Senin, Januari 6

Jakarta

Beberapa tahun terasa berlalu begitu cepat, sementara yang lain terasa jauh lebih lama. Namun, beberapa tahun, seperti tahun kabisat, dapat berlangsung sedikit lebih lama dari biasanya. Lalu, ada tahun 46 SM, yang berlangsung selama 445 hari, 80 hari lebih lama dari biasanya.

Tahun adalah waktu yang dibutuhkan Bumi untuk membuat satu orbit mengelilingi Matahari dan kembali ke titik acak yang telah kita tetapkan sebagai awal Tahun Baru. Kalender kita merupakan upaya membagi tahun menjadi beberapa bagian (bulan, minggu, hari) demi kenyamanan kita.

Berkat kalender dan penentuan waktu menggunakan jam, orang bisa dengan mudah bilang, “Kita akan bertemu pada 3 Maret pukul 12:00 WIB” misalnya. Bayangkan kalau tidak ada penentuan waktu, orang akan kebingungan merinci ketika akan janjian. “Kita akan makan siang ketika bayangan gunung membentang hingga bukit di sana.” Duh, repot sekali.


Perubahan Kalender Julian

Meskipun kita sudah semakin baik dalam menyelaraskan tahun orbit dengan tahun kalender kita, bahkan menambahkan ‘detik kabisat’ agar semuanya benar-benar sinkron, kalender sebelumnya tidak begitu efisien.

Sebelum kalender Julian diperkenalkan oleh Julius Caesar, tahun Romawi tampak sangat berbeda, hanya terdiri dari empat bulan (Maret, Juli, Oktober, dan Mei) dengan masing-masing 31 hari.

Bulan-bulan lainnya lebih pendek, masing-masing terdiri dari 29 hari, kecuali Februari yang terdiri dari 28 hari. Akibatnya, kalender dengan cepat tidak sinkron dengan lintasan Bumi mengelilingi Matahari, dan sekitar tahun 200 SM, kalender menjadi sangat tidak sinkron sehingga gerhana hampir total yang terjadi pada tanggal yang sekarang kita sebut 14 Maret, tercatat terjadi pada 11 Juli.
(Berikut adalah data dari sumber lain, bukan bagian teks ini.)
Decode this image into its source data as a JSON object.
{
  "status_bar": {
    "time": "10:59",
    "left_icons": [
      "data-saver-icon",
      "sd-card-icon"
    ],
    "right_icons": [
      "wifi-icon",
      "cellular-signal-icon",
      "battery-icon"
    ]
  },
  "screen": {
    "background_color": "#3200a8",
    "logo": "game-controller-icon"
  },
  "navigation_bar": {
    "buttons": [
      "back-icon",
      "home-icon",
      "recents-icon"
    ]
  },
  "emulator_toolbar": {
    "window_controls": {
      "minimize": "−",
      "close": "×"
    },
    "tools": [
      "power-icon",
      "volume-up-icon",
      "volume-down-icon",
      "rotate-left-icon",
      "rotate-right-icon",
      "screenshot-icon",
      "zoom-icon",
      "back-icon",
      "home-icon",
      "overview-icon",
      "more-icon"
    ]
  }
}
‘Bulan kabisat’ yang disebut Mercedonius, harus ditambahkan setiap beberapa tahun untuk mengatasi pergeseran tersebut.

Itu bukanlah cara yang bagus untuk menjalankan kalender. Meskipun Mercedonius dapat digunakan untuk menyelaraskan kembali kalender dengan tahun, hal itu terbuka untuk penyalahgunaan politik.

Pontifex Maximus dan College of Pontiffs diizinkan untuk mengubah kalender, dan kadang-kadang menggunakannya untuk tujuan politik, seperti memperpanjang masa jabatan seseorang.

Julius Caesar kemudian mencoba memperbaiki kekacauan tersebut dengan memperkenalkan kalender Julian pada tahun 45 SM, menambahkan satu atau dua hari di akhir semua bulan pendek (kecuali bulan-bulan ganjil, Februari) untuk membuat jumlah hari dalam setahun menjadi 365.

“Ia mengalihkan perhatiannya ke reorganisasi negara, mereformasi kalender yang telah lama dirusak oleh kelalaian para paus, melalui hak istimewa mereka untuk menambahkan bulan atau hari sesuka hati, sehingga festival panen tidak datang di musim panas atau festival panen di musim gugur,” tulis sejarawan Romawi Suetonius dalam Life of Julius Caesar.

“Ia menyesuaikan tahun dengan arah Matahari dengan membuatnya terdiri dari tiga ratus enam puluh lima hari, menghapus bulan interkalar, dan menambahkan satu hari setiap empat tahun,” lanjutnya.

Namun sebelum kalender baru semacam memperbaiki keadaan, masih ada masalah yang harus diperbaiki. Tahun masih tidak sesuai dengan musim. Untuk memperbaiki hal ini, Caesar menambahkan beberapa bulan ke tahun 46 SM.

“Lebih jauh, agar perhitungan musim yang benar dapat dimulai dengan kalender berikutnya di bulan Januari, ia menyisipkan dua bulan lain di antara bulan November dan Desember,” tulis Suetonius.

“Maka, tahun ketika pengaturan ini dibuat adalah satu dari lima belas bulan, termasuk bulan interkalar, yang termasuk dalam tahun itu menurut kebiasaan sebelumnya,” rincinya.

Karena perubahan ini, hasilnya adalah 46 SM menjadi tahun terpanjang dalam sejarah yang tercatat dengan 445 hari, dan terkadang disebut sebagai annus confessionis atau tahun kebingungan.